Search code examples
kernelmacos-sierrametal

Metal Shading Language - buffer binding


I want to have particles that will increase at time. I got advice that set the buffer value higher so that I can play around with the amount of the particles. what I am thinking is I will have a maximum count size set to the buffer, then in shader, I will have a struct with array to take the particles attribute.

I have this in my swift:

var vectMaxCount = 10
var metalvects = [float3(0.0,0.0,0.0),float3(1.0,0.0,0.0),float3(2.0,0.0,0.0)]
var vectBuffer: MTLBuffer!

Then I register the buffer:

vectBuffer  = device!.makeBuffer(length: MemoryLayout<float3>.size * vectMaxCount, options: [])

and update the buffer accordingly:

...
command_encoder.setBuffer(vectBuffer, offset: 0, at: 2)
var bufferPointer = vectBuffer.contents()
memcpy(bufferPointer, &metalvects, MemoryLayout<float3>.size * vectMaxCount)

let threadGroupCount = MTLSizeMake(8, 8, 1)
let threadGroups = MTLSizeMake(drawable.texture.width / threadGroupCount.width, drawable.texture.height / threadGroupCount.height, 1)
command_encoder.dispatchThreadgroups(threadGroups, threadsPerThreadgroup: threadGroupCount)
command_encoder.endEncoding()
command_buffer.present(drawable)
command_buffer.commit()

and try to get it from metal file:

struct Vects
{
    float3 position[100];
};

kernel void compute(texture2d<float, access::write> output [[texture(0)]],
                    constant Vects &vects [[buffer(2)]],
                    uint2 gid [[thread_position_in_grid]]) {
...
}

and I got an error:

validateComputeFunctionArguments:727: failed assertion `(length - offset)(160) must be >= 1600 at buffer binding at index 2 for vects[0].'

It is indicated the line command_encoder.dispatchThreadgroups(threadGroups, threadsPerThreadgroup: threadGroupCount) give me error.
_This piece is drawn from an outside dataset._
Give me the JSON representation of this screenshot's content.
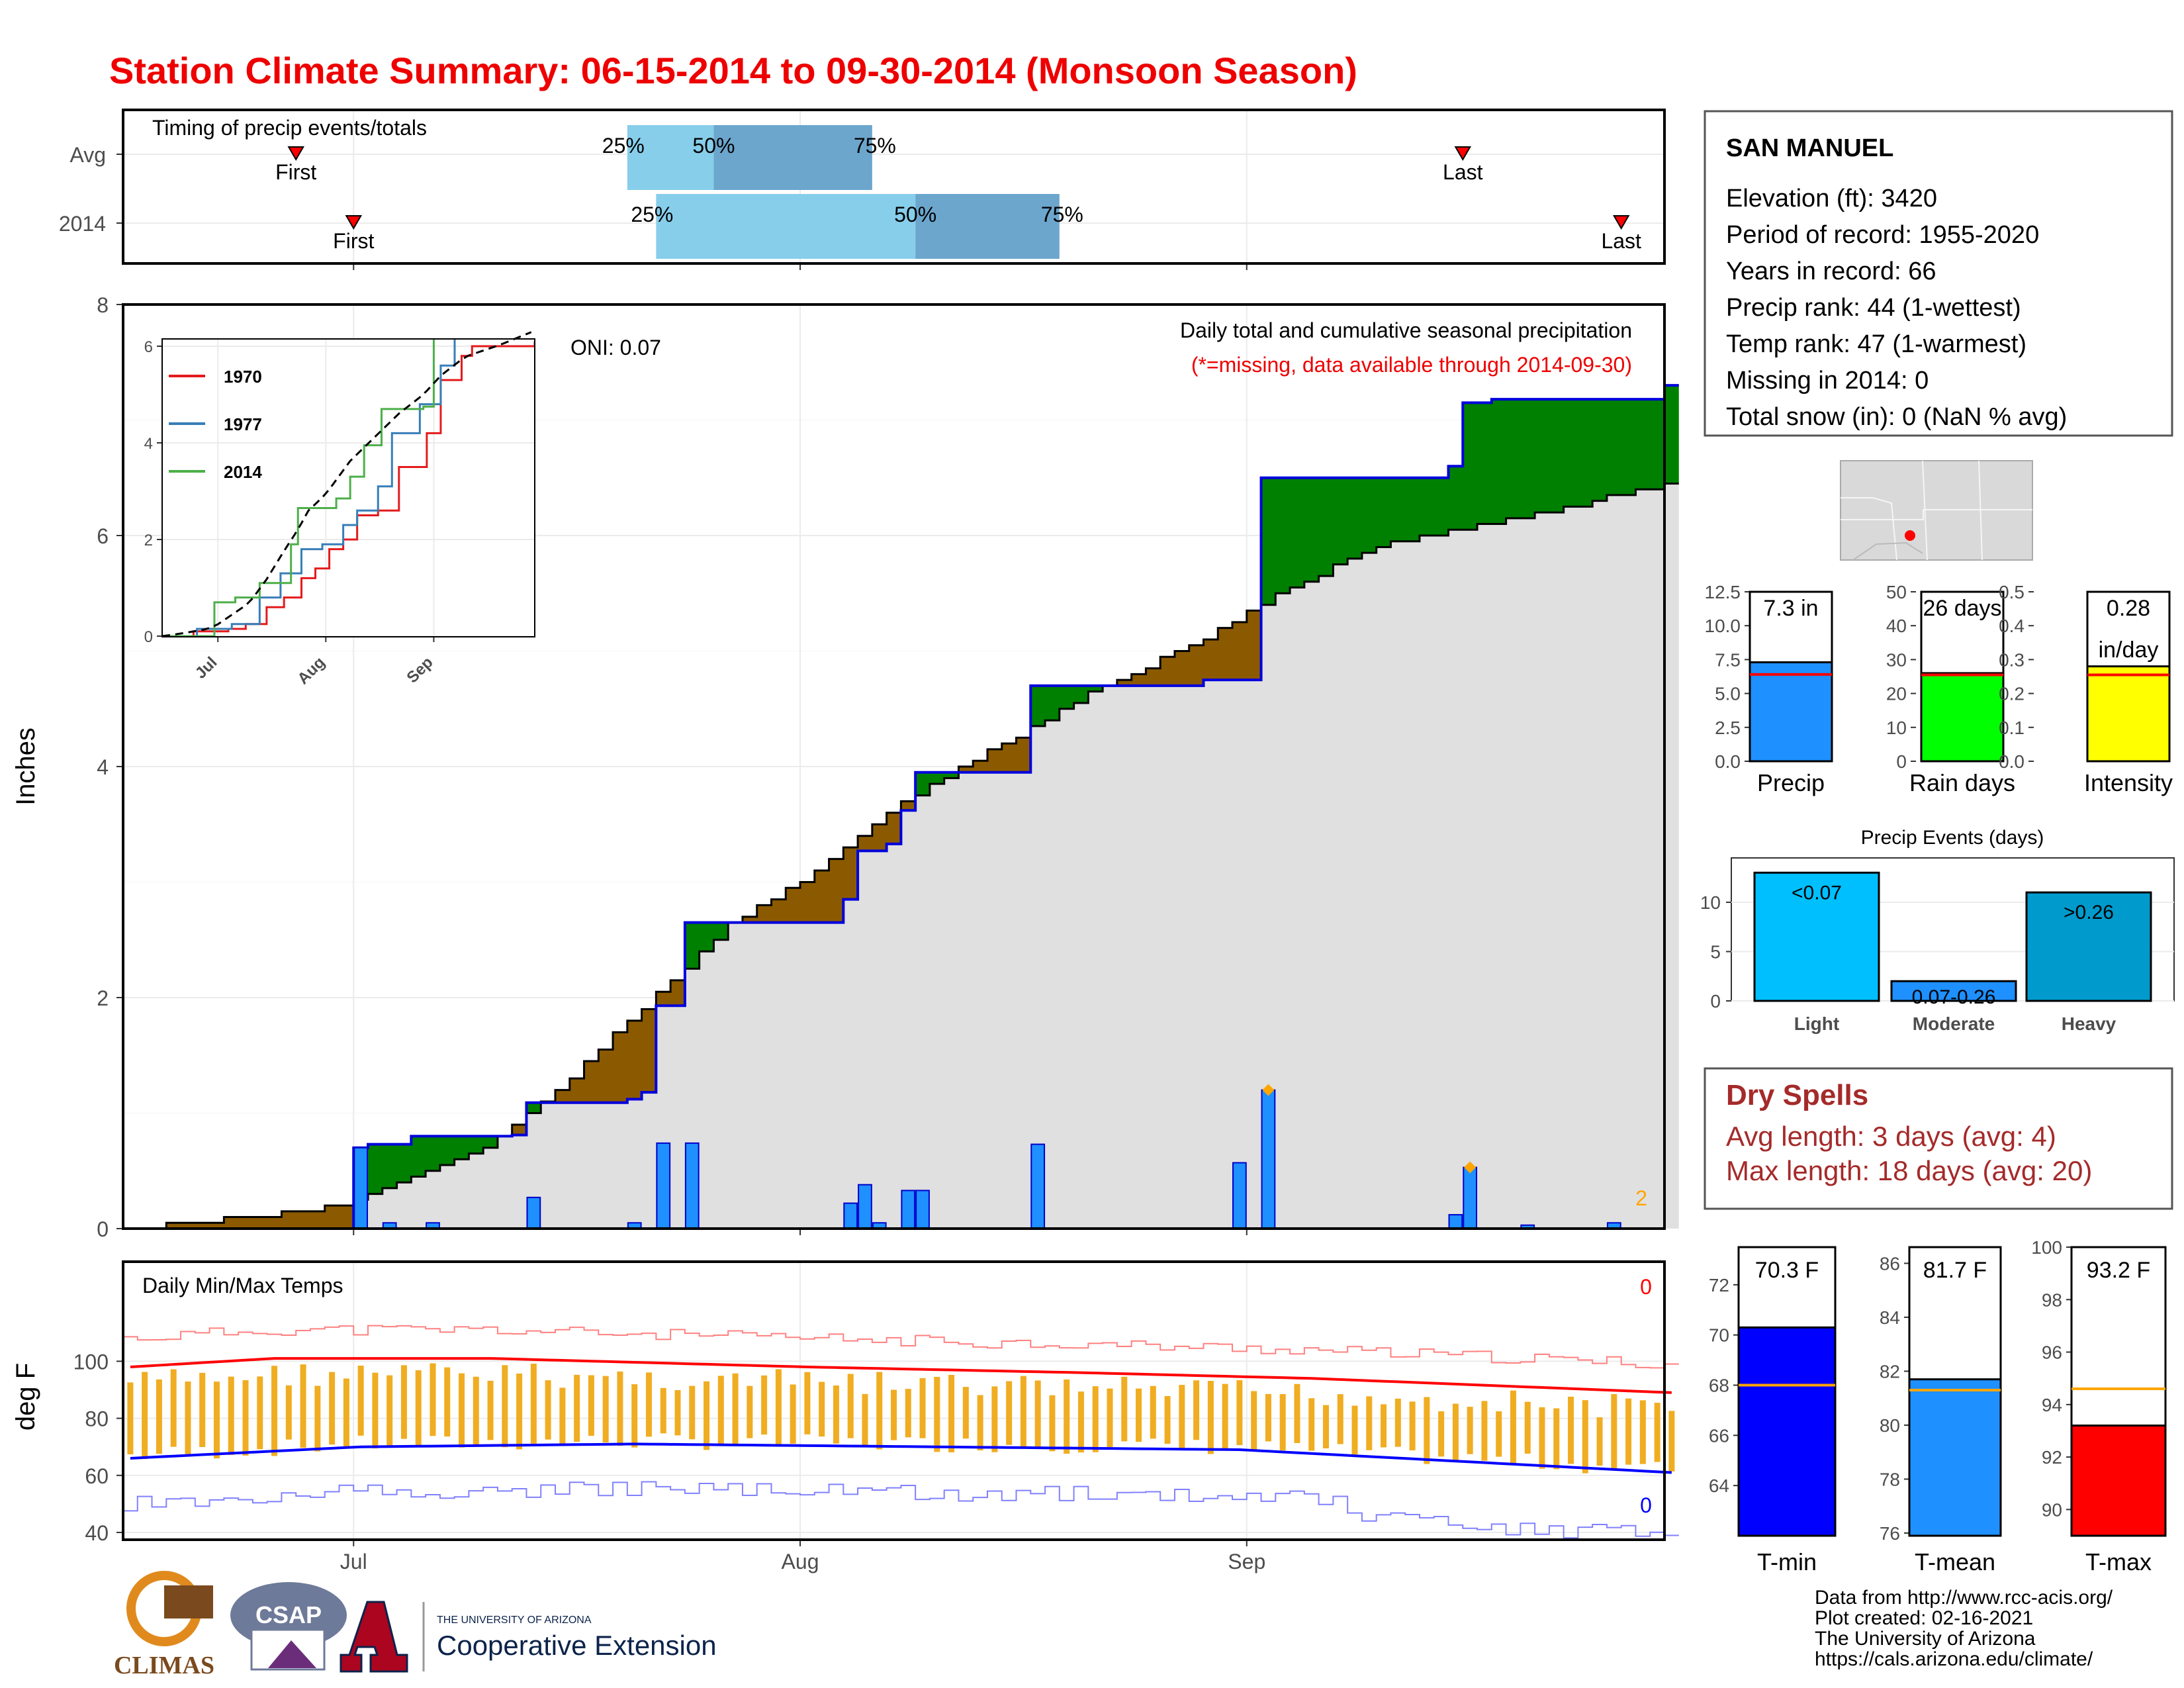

I read a bit about buffer binding and I think is the way I send the threadGroupCounts or ThreadGroup that give me issue.

If I change float3 position[100]; to float3 position[7];, it still work. Anything more then 7 will get the similar error.

How can I resolve this?

And is there a good formula to estimate threadGroups and threadGroupCount? Even rule of thumb to do that?

Update01

Based on Ken Thomases's answer, I change my code to:

swift:

vectBuffer  = device!.makeBuffer(length: MemoryLayout<float3>.stride * metalvects.count, options: [])
...
memcpy(bufferPointer, &metalvects, MemoryLayout<float3>.stride * metalvects.count)
...

metal:

struct Vects
{
    float3 position[3];
};
...

It does work for now. But how can I allocate higher buffer memory that yet to be used later in the app like this post mentioned?


Solution

  • There are multiple issues here.

    You are defining Vects with a specific size. That allows Metal to check if the size of the buffer at index 2 is big enough to match the size of your vects variable. It is complaining because it isn't big enough. (It wouldn't be able to do this check if vects were declared as constant float3 *vects [[buffer(2)]], for example.)

    Second, the size of your buffer — MemoryLayout<float3>.size * vectMaxCount — is incorrect. It fails to take into account the alignment of float3 and therefore the padding that exists between elements in your [float3] array. As noted in the documentation for MemoryLayout, you should always use stride, not size, when calculating allocation sizes.

    This is why the failure happens when Vects::position is 8 or more elements long. You would expect it to start at 11 elements because vectMaxCount is 10, but your buffer is shorter than an array of vectMaxCount float3s. To be specific, your buffer is 10 * 12 == 120 bytes long. The stride of float3 is 16 and 120 / 16 == 7.5.

    If you switch from size to stride when allocating your buffer and change the element count of Vects::position to 10 to match vectMaxCount, then you'll get past this immediate issue. However, there are additional problems lurking.

    Your compute function as it currently stands doesn't know how many elements of vects.position are actually filled. You need to pass in the actual count of elements.

    This line:

    memcpy(bufferPointer, &metalvects, MemoryLayout<float3>.size * vectMaxCount)
    

    is incorrect (even after replacing size with stride). It reads past the end of metalvects. That's because the number of elements in metalvects is less than vectMaxCount. You should use metalvects.count instead of vectMaxCount.